Back in 2014, after the Kolkata-based club Atlético de Kolkata (ATK) won the first season of Indian Super League (ISL), Chief Minister Mamata Banerjee proposed and offered the club owners, plot in Rajarhat NewTown area, to build an international standard football stadium. She said, "We have the Salt Lake Stadium for football and the Eden Gardens for cricket. So, I would urge Atletico to develop an international stadium in Rajarhat where we are ready to provide you land" and "You have made entire Bengal proud by winning the ISL. I take this opportunity to urge you for developing the new stadium. Come to us with all the relevant documents and we will ensure the procedures are formalised as early as possible," During that time, the preparations for 2017 FIFA U-17 World Cup had also started. Government of West Bengal handed over Rabindra Sarobar Stadium to host U-17 World Cup matches and asked them to develop it into a world-class football stadium. In 2017, the quarter shareholder of ATK, Atlético Madrid exited and the plan of building an international standard football stadium never materialised. And the U-17 World Cup venue silently shifted from Rabindra Sarobar Stadium to Salt Lake Stadium. Later that year, during the U-17 World Cup, All India Football Federation President Praful Patel, with the presence of FIFA President Gianni Infantino and Mamata Banerjee announced National Centre of Excellence in Rajarhat, New Town. It was a part of U-17 World Cup legacy.

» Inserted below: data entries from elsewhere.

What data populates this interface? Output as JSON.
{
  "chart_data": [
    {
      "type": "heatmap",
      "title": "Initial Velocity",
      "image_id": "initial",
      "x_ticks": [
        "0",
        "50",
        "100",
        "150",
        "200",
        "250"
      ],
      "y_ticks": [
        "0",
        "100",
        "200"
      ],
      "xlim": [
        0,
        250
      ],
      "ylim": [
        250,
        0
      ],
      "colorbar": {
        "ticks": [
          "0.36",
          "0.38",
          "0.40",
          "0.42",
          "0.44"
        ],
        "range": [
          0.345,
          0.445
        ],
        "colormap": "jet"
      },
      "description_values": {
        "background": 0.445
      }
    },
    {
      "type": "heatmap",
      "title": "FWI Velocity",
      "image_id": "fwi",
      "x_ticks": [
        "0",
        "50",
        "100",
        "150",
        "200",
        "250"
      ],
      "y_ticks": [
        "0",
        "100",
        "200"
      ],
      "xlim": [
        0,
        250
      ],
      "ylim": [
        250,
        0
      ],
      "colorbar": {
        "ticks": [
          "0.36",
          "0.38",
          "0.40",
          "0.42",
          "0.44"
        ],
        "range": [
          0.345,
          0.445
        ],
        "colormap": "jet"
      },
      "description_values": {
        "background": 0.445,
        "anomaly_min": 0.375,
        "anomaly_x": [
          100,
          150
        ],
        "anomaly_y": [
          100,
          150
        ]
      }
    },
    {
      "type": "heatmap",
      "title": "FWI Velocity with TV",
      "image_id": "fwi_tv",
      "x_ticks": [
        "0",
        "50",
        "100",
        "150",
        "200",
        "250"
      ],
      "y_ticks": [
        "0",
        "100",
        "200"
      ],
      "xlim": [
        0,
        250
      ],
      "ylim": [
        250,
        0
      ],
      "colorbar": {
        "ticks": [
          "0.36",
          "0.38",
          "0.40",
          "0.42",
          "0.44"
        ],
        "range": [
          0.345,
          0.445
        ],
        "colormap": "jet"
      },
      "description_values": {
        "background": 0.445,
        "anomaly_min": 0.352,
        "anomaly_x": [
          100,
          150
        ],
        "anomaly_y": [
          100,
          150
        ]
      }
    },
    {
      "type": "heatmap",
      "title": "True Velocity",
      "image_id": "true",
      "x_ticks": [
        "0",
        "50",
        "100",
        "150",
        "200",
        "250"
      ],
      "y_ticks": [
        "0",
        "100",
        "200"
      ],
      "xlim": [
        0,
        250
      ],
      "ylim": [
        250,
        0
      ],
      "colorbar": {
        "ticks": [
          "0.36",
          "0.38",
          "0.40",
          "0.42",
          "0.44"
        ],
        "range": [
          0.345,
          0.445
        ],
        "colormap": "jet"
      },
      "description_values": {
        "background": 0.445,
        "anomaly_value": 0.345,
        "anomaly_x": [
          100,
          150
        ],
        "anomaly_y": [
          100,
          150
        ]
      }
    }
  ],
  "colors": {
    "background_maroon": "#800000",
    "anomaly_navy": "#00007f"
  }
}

Mamata Banerjee said that the Government of West Bengal would provide 15 acre land on lease at ₹1 for 90 years. A two-year deadline from inception of work was given. The works started in late 2018–early 2019 with an estimate of ₹100 crore, which doubled later. From beginning, the project has faced hurdles which led to delays. When work started, the region was hit by severe monsoon. Then in 2020, the Super Cyclone Amphan; COVID-19 pandemic and lockdown hampered the work.

== Details ==
The Center of Excellence is being set up by the All India Football Federation with the technical and financial help from FIFA and Asian Football Confederation. It will cater the India national football team and India women's national football team, and will be their home base. It will have technical centre for the national teams, coach and referee education, youth and grassroots development, hotel for the national teams, futsal development, medical centre, an artificial pitch, a natural pitch, a stadium, dressing rooms and centre for sports management, sports science and sports law. The centre will also feature India’s first ever roof top pitch. It is being built in multiple phases. The first phase includes the technical centre, artificial and natural fields. It is being designed by a Mumbai-based firm Collage Design Pvt. Ltd., at a cost of ₹200 crore. The total site area is 15 acre, where the development area is 5.75 acre. The centre will also feature India’s first ever roof top pitch.